An Austrian civil court has rejected a class action case against Facebook for alleged privacy breaches, saying it lacks jurisdiction to hear the matter, court officials said on Wednesday.
Law graduate Max Schrems and 25,000 other users are suing Facebook for various rights violations, including what they call Facebook's "illegal" tracking of their data to its involvement in the US PRISM surveillance programme of the US National Security Agency.
Facebook's legal team argued that the case was not admissible in an Austrian civil court because "there is no legal basis for a US-style class action".
The social media giant also accused Schrems of launching the lawsuit for financial gain rather than out of concern for consumer rights.
A judge in Vienna sided with the US company, ruling that Schrems had used one of his two Facebook accounts for professional reasons, meaning he could no longer be considered a private consumer.

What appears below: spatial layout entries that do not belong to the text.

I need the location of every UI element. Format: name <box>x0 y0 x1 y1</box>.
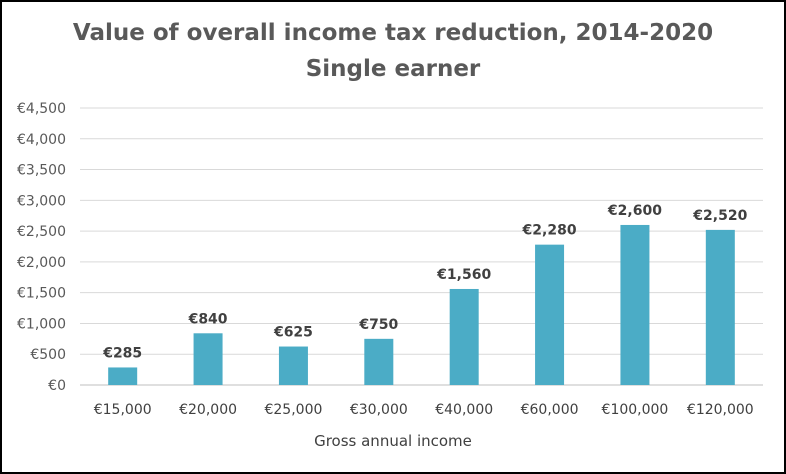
bar <box>705 229 735 385</box>
data-label: €2,600 <box>607 203 662 219</box>
bar <box>193 333 223 385</box>
data-label: €1,560 <box>436 267 491 283</box>
data-label: €2,280 <box>522 223 577 239</box>
data-label: €750 <box>358 317 398 333</box>
y-tick-label: €4,000 <box>17 132 66 148</box>
data-label: €625 <box>273 325 313 341</box>
data-label: €285 <box>102 345 142 361</box>
x-tick-label: €30,000 <box>350 402 408 418</box>
x-tick-label: €60,000 <box>521 402 579 418</box>
bar <box>449 288 479 385</box>
y-tick-label: €500 <box>30 347 66 363</box>
chart-title: Value of overall income tax reduction, 2… <box>72 20 714 46</box>
x-tick-label: €25,000 <box>264 402 322 418</box>
y-tick-label: €3,000 <box>17 193 66 209</box>
y-tick-label: €0 <box>48 378 66 394</box>
y-tick-label: €1,500 <box>17 286 66 302</box>
x-tick-label: €100,000 <box>602 402 669 418</box>
y-tick-label: €2,000 <box>17 255 66 271</box>
y-tick-label: €1,000 <box>17 316 66 332</box>
x-tick-label: €120,000 <box>687 402 754 418</box>
x-axis-title: Gross annual income <box>314 432 472 450</box>
x-tick-label: €20,000 <box>179 402 237 418</box>
chart-subtitle: Single earner <box>305 56 481 82</box>
y-tick-label: €2,500 <box>17 224 66 240</box>
y-tick-label: €3,500 <box>17 163 66 179</box>
data-label: €840 <box>188 311 228 327</box>
data-label: €2,520 <box>692 208 747 224</box>
bar <box>278 346 308 385</box>
bar <box>364 338 394 385</box>
bar <box>108 367 138 385</box>
bar <box>535 244 565 385</box>
bar <box>620 224 650 385</box>
x-tick-label: €15,000 <box>94 402 152 418</box>
y-tick-label: €4,500 <box>17 101 66 117</box>
x-tick-label: €40,000 <box>435 402 493 418</box>
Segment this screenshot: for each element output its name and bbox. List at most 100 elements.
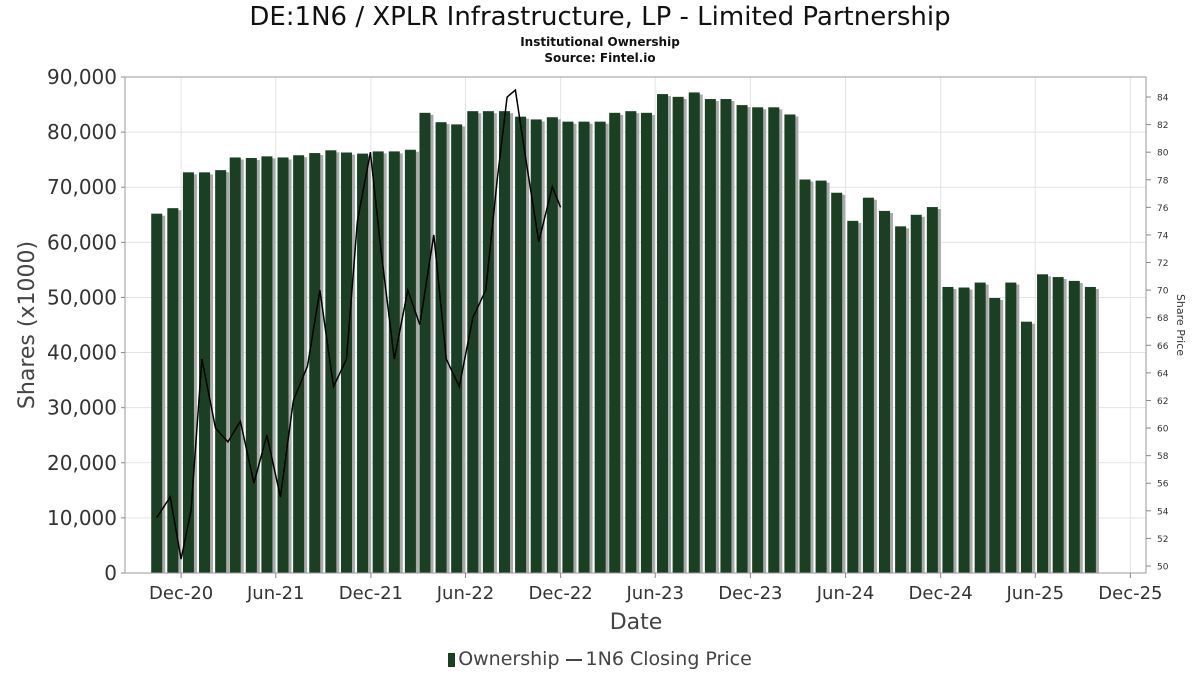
ownership-bar: [815, 180, 827, 573]
ownership-bar: [1068, 280, 1080, 573]
y-tick-label: 60,000: [47, 230, 117, 254]
y2-tick-label: 66: [1157, 342, 1169, 352]
ownership-bar: [688, 92, 700, 573]
ownership-bar: [151, 213, 163, 574]
ownership-bar: [989, 297, 1001, 573]
ownership-chart: 0 10,000 20,000 30,000 40,000 50,000 60,000 70,…: [15, 65, 1187, 635]
ownership-bar: [1084, 286, 1096, 573]
x-tick-label: Dec-25: [1098, 583, 1162, 604]
x-tick-label: Jun-23: [625, 583, 684, 604]
y2-tick-label: 78: [1157, 176, 1169, 186]
y2-tick-label: 56: [1157, 480, 1169, 490]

"Therefore the court has rejected the case because it does not lie in its jurisdiction," a spokeswoman for the court told AFP.
Schrems said he would appeal the ruling.
"I am a little bit disappointed but it was expected that it would take us a while," he told AFP.
His lawyer said the ruling had come as "a shock" and that it raised questions about consumers' rights on a European level.
Each of the plaintiffs in the case is claiming a symbolic sum of 500 euros ($540) in damages.
The case has been brought against Facebook's European headquarters in Dublin, which registers all accounts outside the United States and Canada -- making up some 80 percent of Facebook's 1.35 billion users.
Schrems was able to file his action against the Irish subsidiary at a civil court in Vienna because, under EU law, all member states have to enforce court rulings from any other member state.